Using the Johari Window in Practice
Three professional uses
- Self-assessment of strengths, weaknesses, and unknowns
- Preparation for performance discussions
- Collaborative goal-setting for continued growth
Team uses
- Established team members usually have larger open areas than new ones
- Feedback shrinks the blind area; disclosure shrinks the hidden area
- A team can deliberately help each other expand their open areas
Practical applications
- Termly self-reflection prompt across the four areas
- Structured request for blind-area feedback from colleagues
- Disclosure decisions based on whether trust would grow
- A frame for mentor and mentee conversations
A teacher who knows the four areas of the Johari Window can use the model in concrete ways. Self-assessment, performance conversations, team feedback, mentoring, and disclosure decisions all get clearer when the four-area structure is in the room. The work below is the application side of the model.
Why the Johari Window matters professionally
For a reflective practitioner, the Johari Window is a tool for self-assessment and for team development.
Self-assessment
Self-assessment is an integral part of a teacher’s professional growth and development. The Johari Window encourages the teacher to identify their own strengths and weaknesses by examining all four quadrants.
The teacher asks: what is in my open area, what blind areas might I have, what hidden areas am I keeping back, and what unknown areas might emerge if I tried something new?
This kind of structured self-assessment is more useful than asking “am I a good teacher?” The window’s structure forces attention onto specific quadrants.
Preparation for performance discussions
The window prepares teachers for discussions on performance and improvement. A teacher who has reflected on their own four quadrants comes to a performance conversation with material to work with, rather than reacting to whatever the conversation surfaces.

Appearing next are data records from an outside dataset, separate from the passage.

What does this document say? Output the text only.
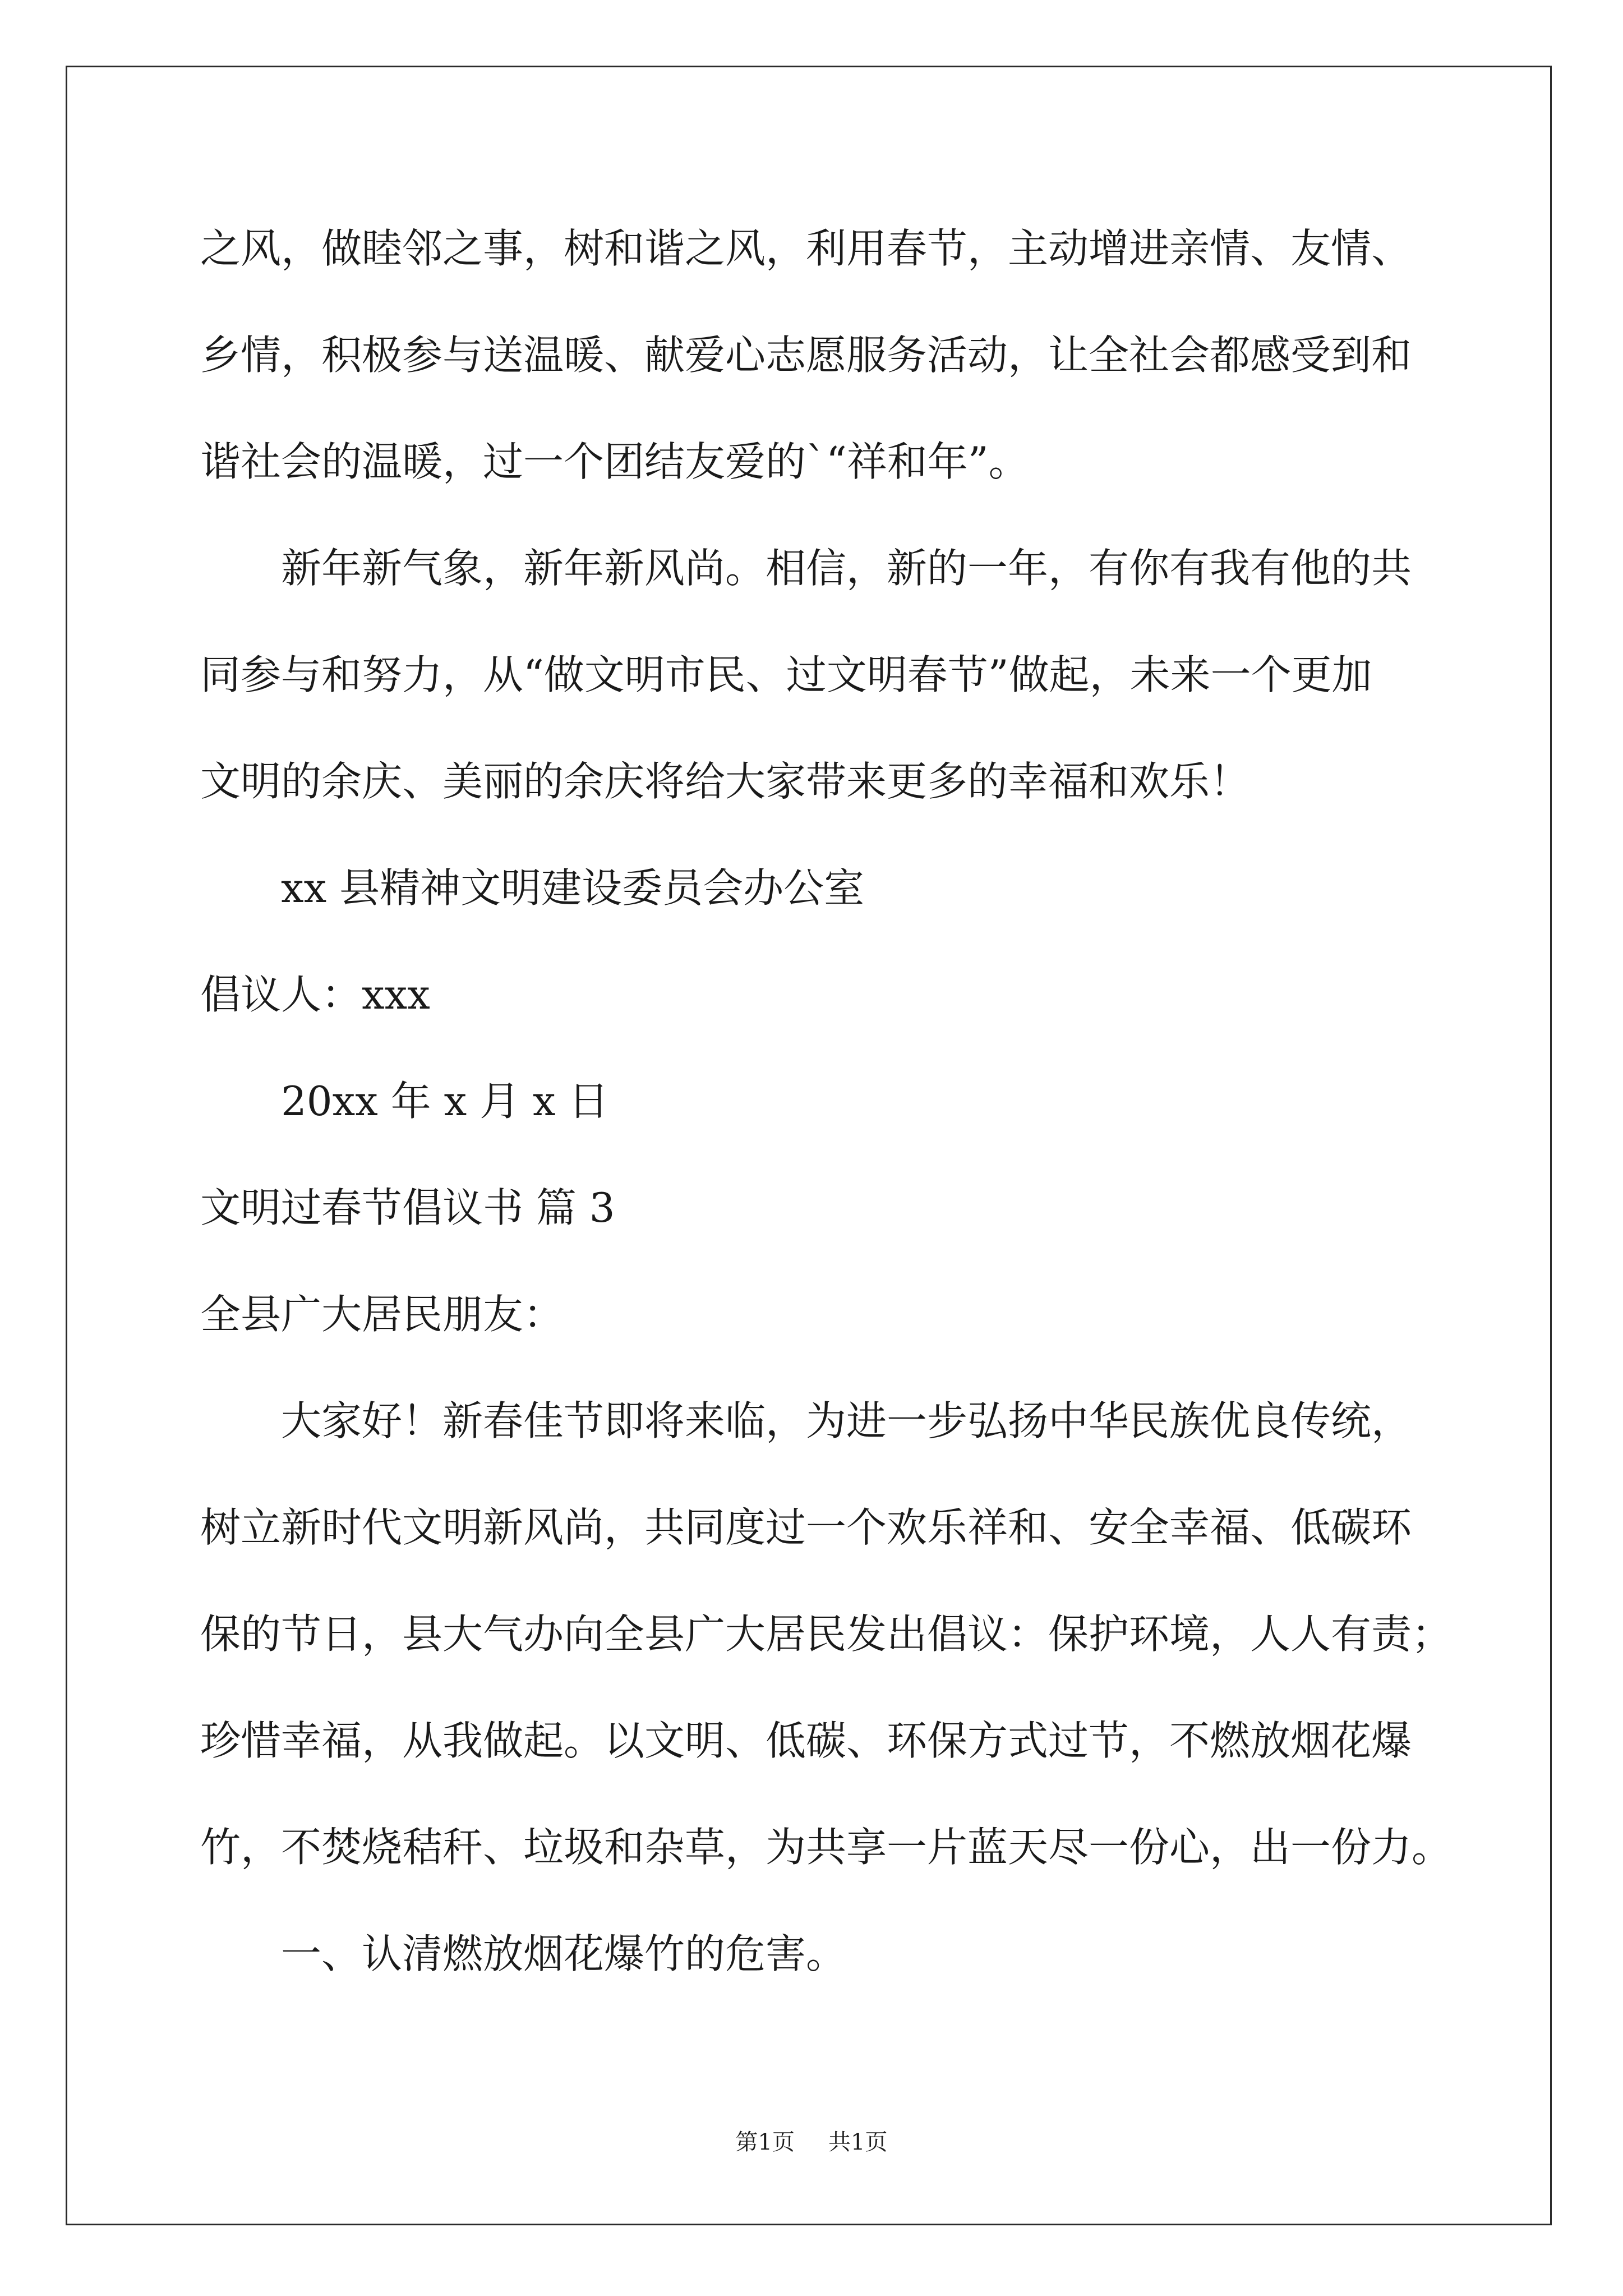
之风，做睦邻之事，树和谐之风，利用春节，主动增进亲情、友情、
乡情，积极参与送温暖、献爱心志愿服务活动，让全社会都感受到和
谐社会的温暖，过一个团结友爱的`“祥和年”。
新年新气象，新年新风尚。相信，新的一年，有你有我有他的共
同参与和努力，从“做文明市民、过文明春节”做起，未来一个更加
文明的余庆、美丽的余庆将给大家带来更多的幸福和欢乐！
xx 县精神文明建设委员会办公室
倡议人：xxx
20xx 年 x 月 x 日
文明过春节倡议书 篇 3
全县广大居民朋友：
大家好！新春佳节即将来临，为进一步弘扬中华民族优良传统，
树立新时代文明新风尚，共同度过一个欢乐祥和、安全幸福、低碳环
保的节日，县大气办向全县广大居民发出倡议：保护环境，人人有责；
珍惜幸福，从我做起。以文明、低碳、环保方式过节，不燃放烟花爆
竹，不焚烧秸秆、垃圾和杂草，为共享一片蓝天尽一份心，出一份力。
一、认清燃放烟花爆竹的危害。
第1页 共1页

Collaborative planning of goals
The window can lead to collaborative planning of goals for continued professional growth. Goals chosen with the four quadrants in mind cover a wider range of development than goals chosen without the structure.
A goal might be to expand the open area on a particular dimension. A goal might be to seek feedback in a specific blind area. A goal might be to test a capacity that currently sits in the unknown.
The objectives of teacher self-evaluation, ultimately, are teacher satisfaction and excellence in education. Both are served by the kind of self-knowledge the Johari Window supports.
The Johari Window in a team context
The window also applies to teams.
Established versus new team members
Established team members will have larger open areas than new team members. They have had the opportunity to share more about themselves and to receive more feedback.
New team members start with smaller open areas because they have not yet had the opportunity to share much. This is normal. It is also a reason to be patient with new colleagues: their open area will grow with time, but it cannot be forced.
The role of feedback in teams
The importance of feedback in this process cannot be overstated. It is only by receiving feedback from others that a person’s blind area shrinks and their open area grows.
Group members can deliberately help each other expand their open areas by offering constructive feedback. This is a team-building activity, not an individual performance issue. A team that has learned to give and receive feedback grows together.
Two directions of expansion
In a team setting, the open area can be expanded in both directions.
- Vertically downward into the hidden area as people disclose information and feelings to the group.
- Horizontally outward into the blind area through feedback from others on the team.
By encouraging healthy self-disclosure and sensitive feedback, a team can become stronger and more effective. The model provides a vocabulary for talking about how this happens.
Practical use of the model
A reflective practitioner can use the Johari Window in several practical ways.
As a self-reflection prompt
Once a term, sit down with the four areas and write what you know about each one. The exercise itself surfaces things that had been sitting unnoticed.
As a structure for seeking feedback
When asking colleagues for feedback, ask specifically about blind-area material. “What do you notice about my teaching that I might not be aware of?” is a different question from “how am I doing?” and tends to produce more useful answers.
As a guide to disclosure
Before sharing something professionally, consider whether the disclosure will help build trust and mutual understanding, or whether it sits in a part of the hidden area that should remain private. Not everything should be disclosed; the model does not require maximum openness.
As a frame for mentoring
A mentor and mentee can use the four areas to structure their conversation. What is in the open area? What blind-area feedback might the mentor give? What hidden-area material is the mentee considering sharing? What unknown capacities is the mentee being asked to develop?
A teacher who uses the Johari Window regularly tends to develop a more accurate self-picture over time. The picture is never complete, because the unknown area never goes to zero. But it gets larger, fuller, and more useful for guiding development.
Self-disclosure shrinks the hidden area; feedback from others shrinks the blind area
Both moves require trust. Disclosure works best in a mentor relationship, a critical-friend partnership, or a small team with shared norms. Feedback works best when asked for specifically (about blind-area material) and received without arguing. Done together over time, the open area grows in both directions and the teacher’s self-picture becomes more accurate.
A teacher who only does one of the two moves gets only half the benefit. Working both sides at once is what produces the dynamic the model was built for.